Приняв решение, Прохор наконец-то успокоился и заснул. Поднялся поздно, когда солнце уже выкатилось из-за горизонта – оттого что Ветрогон склонился к лицу и многозначительно пощипывал губами его щеку. Пришлось вставать, задавать лошадям корм и приниматься за сборы.
Первым делом Прохор поднялся на мансардный этаж, собрал валяющиеся под столом бумаги и отложил векселя. После сходил в баню, обмылся холодной водой из бочки, накинул новую красную рубаху и портки и принялся собирать в дорогу кой-какой скарб. Наткнувшись на пошитый по-барски костюм – фрак из тёмно-зелёного сукна, широкие брюки и сапоги с высокими голенищами, призадумался. Барин заказывал его «для особых случаев», но тот провисел в каморке почти год ни разу ненадёванным. Пора обновить.
Переодевшись в парадное, Прохор отнёс котомку на конюшню и уже думал запрягать лошадей да выкатывать бричку, когда с улицы донёсся грохот подъехавшего экипажа и окрик возницы:
– Тпру, родимые!
Заинтересованный, Прохор спрятал суму под сиденьем, вышел на двор и увидел плывущую к нему навстречу Наталью Алексеевну Уварову, приятельницу покойного барина. Высокая и гибкая, как тростинка, с серыми, точно присыпанными пеплом волосами и зелёными кошачьими глазами, она без того была хороша до невозможности, а сегодня ещё и прифрантилась, надев нежно-голубое платье из блескучей ткани и соломенную шляпку, украшенную искусственными цветами. Молча подивившись такому неуместному наряду, Прохор открыл рот, собираясь приветствовать барыню, но та не дала ему вымолвить слова. Шагнув навстречу с распахнутыми объятиями, пропела, торжествующе и нежно:
– Козенька! Наконец-то! Поздравляю! Прости, я не стала…
Опешив от такого приветствия, Прохор не дал закончить ей речь. Брякнул, перебивая:
– Прохор я, ваше сиятельство. Вы бы лорнетку-то к глазам поднесли, коли так не видно. Помер барин-то. Вчера закопали.
– Вот как, – дёрнувшись, точно ошпаренная, процедила Наталья Алексеевна. Затем, следуя совету, поднесла к глазам лорнет и, презрительно щурясь, внимательно изучила Прохора с ног до головы. – И впрямь. А что это ты, братец, такой расфуфыренный?

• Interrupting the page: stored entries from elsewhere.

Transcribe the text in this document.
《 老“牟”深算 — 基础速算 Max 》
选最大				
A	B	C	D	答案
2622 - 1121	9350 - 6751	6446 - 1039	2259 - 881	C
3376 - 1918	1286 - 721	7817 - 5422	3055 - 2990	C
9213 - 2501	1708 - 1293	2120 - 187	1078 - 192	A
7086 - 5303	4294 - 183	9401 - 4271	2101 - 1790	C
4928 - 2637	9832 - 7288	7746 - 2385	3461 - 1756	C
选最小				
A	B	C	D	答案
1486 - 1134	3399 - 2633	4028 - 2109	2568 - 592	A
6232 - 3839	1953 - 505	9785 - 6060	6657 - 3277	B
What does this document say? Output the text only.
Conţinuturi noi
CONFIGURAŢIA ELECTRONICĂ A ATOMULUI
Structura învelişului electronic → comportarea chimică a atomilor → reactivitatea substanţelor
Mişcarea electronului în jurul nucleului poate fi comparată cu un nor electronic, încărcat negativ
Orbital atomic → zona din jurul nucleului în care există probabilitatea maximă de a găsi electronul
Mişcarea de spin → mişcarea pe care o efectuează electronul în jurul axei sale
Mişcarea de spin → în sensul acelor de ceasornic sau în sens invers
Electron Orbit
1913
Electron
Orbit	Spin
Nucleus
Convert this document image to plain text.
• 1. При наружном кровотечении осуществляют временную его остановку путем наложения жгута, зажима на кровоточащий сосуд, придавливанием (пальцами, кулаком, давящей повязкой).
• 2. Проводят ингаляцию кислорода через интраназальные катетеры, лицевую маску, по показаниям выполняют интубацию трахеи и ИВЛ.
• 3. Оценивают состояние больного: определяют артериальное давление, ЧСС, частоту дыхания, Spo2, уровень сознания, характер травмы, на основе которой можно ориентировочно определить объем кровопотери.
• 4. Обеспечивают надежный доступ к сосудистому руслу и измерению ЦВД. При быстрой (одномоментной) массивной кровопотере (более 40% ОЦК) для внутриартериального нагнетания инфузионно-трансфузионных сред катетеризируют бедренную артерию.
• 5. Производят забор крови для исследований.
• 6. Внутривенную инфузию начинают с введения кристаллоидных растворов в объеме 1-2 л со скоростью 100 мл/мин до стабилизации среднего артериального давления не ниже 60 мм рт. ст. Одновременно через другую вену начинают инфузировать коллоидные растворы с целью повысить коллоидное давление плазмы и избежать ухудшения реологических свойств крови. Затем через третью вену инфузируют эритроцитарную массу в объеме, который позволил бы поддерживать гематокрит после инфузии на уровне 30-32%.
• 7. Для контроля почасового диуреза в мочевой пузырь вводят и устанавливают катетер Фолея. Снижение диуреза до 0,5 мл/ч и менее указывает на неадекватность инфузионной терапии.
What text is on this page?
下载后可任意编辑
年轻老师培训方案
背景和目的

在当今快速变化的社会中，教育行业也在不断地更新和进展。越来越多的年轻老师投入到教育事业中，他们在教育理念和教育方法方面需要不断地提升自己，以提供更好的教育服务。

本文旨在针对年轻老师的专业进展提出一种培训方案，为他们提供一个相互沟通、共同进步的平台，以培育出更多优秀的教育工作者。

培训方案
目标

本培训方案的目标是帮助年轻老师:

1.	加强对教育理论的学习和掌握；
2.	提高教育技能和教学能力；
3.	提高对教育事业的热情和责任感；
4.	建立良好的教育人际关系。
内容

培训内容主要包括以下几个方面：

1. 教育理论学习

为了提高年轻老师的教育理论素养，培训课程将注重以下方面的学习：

– Дык в город собирался. – остерегаясь говорить правду, соврал Прохор. – Я же вольный теперь. Барин мне перед смертью грамоту выдал. Думаю наняться к кому-нибудь.
– Вольную, говоришь, – постукивая себя по ладошке расписным веером, нехорошо усмехнулась барынька. – А покажи-ка её мне, дружочек.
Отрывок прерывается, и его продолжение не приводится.